Anthropic introduced adaptive reasoning for Opus 4.6: the model itself decides how much effort is needed, "medium" became the default
AMD reported from their analysis that Claude
reads files 70% less before editing them than before: the read vs. edit ratio dropped from 6,1 : 1 to 2,0 : 1
33,7% of changes are executed without reading files in advance
Use of "simplest" in answer increased by +642%
He proposes
to add CLAUDE_CODE_DISABLE_ADAPTIVE_THINKING=1 in ~/.claude/settings.json
to put critical rules to the end of Claude.md
ensure effort_level = high/max e.g. through prompting
Others criticize that the AMD analysis is flawed and there were no broader reports about performance declines
Takeaway for your LLM assisted workflow or agentic apps
ALWAYS build automatic testing and monitoring of the outputs, to benchmark the performane over time
ALWAYS monitor token usage
ALWAYS build a flexible setup to be able to
switch prompts based on model
switch model (and prompts/workflows)
Willison compared system prompts of Opus 4.7 vs. Opus 4.6:
The child safety section has been greatly expanded, and is now wrapped in a new <critical_child_safety_instructions> tag. Of particular note: “Once Claude refuses a request for reasons of child safety, all subsequent requests in the same conversation must be approached with extreme caution.”

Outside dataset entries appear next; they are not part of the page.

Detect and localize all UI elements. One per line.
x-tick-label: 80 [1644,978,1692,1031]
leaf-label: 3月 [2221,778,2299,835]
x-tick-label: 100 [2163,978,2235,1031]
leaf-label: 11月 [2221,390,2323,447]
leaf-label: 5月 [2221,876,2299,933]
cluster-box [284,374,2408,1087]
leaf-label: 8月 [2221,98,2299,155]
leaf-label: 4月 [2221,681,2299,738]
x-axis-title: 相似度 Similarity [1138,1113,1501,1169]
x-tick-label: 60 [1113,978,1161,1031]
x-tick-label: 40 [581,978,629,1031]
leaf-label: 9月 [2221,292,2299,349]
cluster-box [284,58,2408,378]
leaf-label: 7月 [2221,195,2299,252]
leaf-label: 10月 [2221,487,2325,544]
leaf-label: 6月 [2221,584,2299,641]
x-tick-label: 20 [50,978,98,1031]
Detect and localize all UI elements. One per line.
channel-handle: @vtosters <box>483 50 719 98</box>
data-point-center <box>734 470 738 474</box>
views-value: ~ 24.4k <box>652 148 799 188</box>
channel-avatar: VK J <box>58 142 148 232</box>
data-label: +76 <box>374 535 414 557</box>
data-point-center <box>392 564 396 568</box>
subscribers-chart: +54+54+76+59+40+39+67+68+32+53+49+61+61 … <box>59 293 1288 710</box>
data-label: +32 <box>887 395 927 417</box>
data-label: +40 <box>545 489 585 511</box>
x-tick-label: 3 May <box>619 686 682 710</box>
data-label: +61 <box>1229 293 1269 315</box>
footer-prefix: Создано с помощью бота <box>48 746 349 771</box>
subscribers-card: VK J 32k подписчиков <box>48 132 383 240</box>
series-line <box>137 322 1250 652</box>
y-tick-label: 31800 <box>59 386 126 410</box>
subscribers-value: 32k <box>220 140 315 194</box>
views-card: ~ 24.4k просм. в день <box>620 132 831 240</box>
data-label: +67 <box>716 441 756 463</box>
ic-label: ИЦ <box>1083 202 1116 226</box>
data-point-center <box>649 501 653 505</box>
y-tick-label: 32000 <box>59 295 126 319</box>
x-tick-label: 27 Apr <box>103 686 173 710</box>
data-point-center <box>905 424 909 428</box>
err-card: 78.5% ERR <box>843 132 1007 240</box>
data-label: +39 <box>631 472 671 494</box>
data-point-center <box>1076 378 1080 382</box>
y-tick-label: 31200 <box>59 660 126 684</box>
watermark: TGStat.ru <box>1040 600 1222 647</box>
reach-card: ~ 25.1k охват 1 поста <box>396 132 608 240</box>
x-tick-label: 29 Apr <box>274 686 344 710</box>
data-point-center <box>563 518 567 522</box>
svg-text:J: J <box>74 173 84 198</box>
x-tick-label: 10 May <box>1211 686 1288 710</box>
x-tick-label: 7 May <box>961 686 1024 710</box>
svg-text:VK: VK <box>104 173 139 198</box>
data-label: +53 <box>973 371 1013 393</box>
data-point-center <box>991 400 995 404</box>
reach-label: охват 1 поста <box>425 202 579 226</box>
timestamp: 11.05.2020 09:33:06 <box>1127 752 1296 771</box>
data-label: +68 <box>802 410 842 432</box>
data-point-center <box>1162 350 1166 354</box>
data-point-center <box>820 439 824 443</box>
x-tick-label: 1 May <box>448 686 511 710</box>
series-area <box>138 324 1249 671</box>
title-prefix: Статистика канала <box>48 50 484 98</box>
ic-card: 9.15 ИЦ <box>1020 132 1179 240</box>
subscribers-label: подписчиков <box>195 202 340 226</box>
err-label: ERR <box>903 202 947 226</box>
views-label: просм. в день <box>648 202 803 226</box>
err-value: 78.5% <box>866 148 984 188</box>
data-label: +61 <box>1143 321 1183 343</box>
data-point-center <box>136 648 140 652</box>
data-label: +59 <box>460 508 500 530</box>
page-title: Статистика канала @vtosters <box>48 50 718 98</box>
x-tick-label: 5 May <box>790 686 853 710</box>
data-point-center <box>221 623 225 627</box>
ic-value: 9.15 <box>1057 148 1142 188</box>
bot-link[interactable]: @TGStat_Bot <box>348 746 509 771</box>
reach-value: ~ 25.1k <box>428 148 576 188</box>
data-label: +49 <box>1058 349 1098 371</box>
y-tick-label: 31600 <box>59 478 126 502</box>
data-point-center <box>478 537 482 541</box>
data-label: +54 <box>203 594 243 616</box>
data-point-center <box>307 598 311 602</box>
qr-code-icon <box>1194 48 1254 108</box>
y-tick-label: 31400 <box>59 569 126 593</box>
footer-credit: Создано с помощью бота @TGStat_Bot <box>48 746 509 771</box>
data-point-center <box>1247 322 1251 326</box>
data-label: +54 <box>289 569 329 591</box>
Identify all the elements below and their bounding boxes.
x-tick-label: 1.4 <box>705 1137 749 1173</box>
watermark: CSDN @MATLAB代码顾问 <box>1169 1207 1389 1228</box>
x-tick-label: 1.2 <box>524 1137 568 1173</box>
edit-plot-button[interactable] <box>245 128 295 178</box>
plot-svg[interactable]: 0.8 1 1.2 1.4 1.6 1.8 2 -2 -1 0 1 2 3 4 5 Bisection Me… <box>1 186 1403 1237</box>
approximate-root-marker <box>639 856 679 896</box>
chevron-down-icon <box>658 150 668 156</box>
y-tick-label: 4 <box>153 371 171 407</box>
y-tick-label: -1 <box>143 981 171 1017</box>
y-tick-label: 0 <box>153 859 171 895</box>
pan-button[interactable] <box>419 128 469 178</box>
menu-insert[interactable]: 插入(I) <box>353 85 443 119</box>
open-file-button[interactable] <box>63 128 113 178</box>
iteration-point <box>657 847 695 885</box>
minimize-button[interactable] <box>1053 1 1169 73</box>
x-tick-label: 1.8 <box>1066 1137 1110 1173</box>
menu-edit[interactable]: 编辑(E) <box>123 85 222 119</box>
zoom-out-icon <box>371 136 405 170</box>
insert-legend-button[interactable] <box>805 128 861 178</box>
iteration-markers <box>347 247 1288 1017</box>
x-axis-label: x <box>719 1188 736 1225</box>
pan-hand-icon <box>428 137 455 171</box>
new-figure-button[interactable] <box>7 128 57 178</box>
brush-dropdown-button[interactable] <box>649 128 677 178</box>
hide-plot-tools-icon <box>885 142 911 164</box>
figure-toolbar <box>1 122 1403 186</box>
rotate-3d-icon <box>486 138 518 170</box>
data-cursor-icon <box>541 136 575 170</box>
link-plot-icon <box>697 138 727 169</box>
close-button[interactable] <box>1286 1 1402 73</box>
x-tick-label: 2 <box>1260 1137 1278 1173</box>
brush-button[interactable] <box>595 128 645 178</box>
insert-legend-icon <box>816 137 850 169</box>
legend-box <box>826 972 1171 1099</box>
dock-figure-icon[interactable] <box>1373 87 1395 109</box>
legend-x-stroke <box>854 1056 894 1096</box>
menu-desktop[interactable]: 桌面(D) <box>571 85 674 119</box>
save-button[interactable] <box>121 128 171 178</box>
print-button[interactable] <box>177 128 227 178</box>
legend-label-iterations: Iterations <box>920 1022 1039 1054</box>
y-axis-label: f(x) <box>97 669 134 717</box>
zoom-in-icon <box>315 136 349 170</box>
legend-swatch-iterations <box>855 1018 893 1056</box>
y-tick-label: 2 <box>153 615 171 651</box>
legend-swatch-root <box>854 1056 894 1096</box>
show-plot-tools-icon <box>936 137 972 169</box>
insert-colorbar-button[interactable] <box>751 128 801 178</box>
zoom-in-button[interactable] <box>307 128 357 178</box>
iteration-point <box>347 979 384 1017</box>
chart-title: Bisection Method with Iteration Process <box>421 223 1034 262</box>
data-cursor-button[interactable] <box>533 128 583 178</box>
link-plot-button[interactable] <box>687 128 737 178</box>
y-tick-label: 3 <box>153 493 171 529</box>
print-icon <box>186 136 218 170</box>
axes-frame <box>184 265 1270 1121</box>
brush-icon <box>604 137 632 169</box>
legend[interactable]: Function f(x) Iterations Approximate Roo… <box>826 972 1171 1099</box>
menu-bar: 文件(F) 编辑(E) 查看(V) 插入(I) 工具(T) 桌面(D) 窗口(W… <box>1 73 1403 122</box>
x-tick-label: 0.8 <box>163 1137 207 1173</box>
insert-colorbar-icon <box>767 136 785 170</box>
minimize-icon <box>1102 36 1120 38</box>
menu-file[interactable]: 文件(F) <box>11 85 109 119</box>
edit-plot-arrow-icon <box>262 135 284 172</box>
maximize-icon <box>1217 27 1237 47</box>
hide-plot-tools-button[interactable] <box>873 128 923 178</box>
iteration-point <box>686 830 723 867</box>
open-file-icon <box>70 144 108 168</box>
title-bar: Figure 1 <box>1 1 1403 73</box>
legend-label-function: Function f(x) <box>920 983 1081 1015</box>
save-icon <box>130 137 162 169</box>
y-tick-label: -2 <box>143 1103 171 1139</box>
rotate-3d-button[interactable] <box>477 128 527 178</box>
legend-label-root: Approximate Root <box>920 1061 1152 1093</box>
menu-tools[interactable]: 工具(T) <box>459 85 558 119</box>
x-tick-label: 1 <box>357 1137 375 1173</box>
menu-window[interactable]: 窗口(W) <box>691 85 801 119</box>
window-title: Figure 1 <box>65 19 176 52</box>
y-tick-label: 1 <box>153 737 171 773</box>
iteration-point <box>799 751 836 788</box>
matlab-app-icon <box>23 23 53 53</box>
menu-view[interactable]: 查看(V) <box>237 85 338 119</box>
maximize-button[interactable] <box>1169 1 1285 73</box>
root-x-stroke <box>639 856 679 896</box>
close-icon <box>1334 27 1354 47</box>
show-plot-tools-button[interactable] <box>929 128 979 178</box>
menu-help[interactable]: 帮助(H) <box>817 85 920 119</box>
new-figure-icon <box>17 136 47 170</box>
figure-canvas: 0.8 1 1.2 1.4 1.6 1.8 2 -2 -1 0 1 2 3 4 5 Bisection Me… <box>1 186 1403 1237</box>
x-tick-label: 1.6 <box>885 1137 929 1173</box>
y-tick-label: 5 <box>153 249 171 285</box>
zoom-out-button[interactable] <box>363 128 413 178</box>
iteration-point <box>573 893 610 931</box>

It looks like they’re trying to make Claude less pushy: “If a user indicates they are ready to end the conversation, Claude does not request that the user stay in the interaction or try to elicit another turn and instead respects the user’s request to stop.”
The new <acting_vs_clarifying> section includes:
When a request leaves minor details unspecified, the person typically wants Claude to make a reasonable attempt now, not to be interviewed first. Claude only asks upfront when the request is genuinely unanswerable without the missing information (e.g., it references an attachment that isn’t there).
When a tool is available that could resolve the ambiguity or supply the missing information — searching, looking up the person’s location, checking a calendar, discovering available capabilities — Claude calls the tool to try and solve the ambiguity before asking the person. Acting with tools is preferred over asking the person to do the lookup themselves.
Once Claude starts on a task, Claude sees it through to a complete answer rather than stopping partway. [...]
Before concluding Claude lacks a capability — access to the person’s location, memory, calendar, files, past conversations, or any external data — Claude calls tool_search to check whether a relevant tool is available but deferred
Claude keeps its responses focused and concise so as to avoid potentially overwhelming the user with overly-long responses. Even if an answer has disclaimers or caveats, Claude discloses them briefly and keeps the majority of its response focused on its main answer.
If people ask Claude to give a simple yes or no answer (or any other short or single word response) in response to complex or contested issues or as commentary on contested figures, Claude can decline to offer the short response and instead give a nuanced answer and explain why a short response wouldn’t be appropriate.
Claude 4.6 had a section specifically clarifying that “Donald Trump is the current president of the United States and was inaugurated on January 20, 2025”, because without that the model’s knowledge cut-off date combined with its previous knowledge that Trump falsely claimed to win the 2020 election meant it would deny he was the president. That language is gone for 4.7, reflecting the model’s new reliable knowledge cut-off date of January 2026.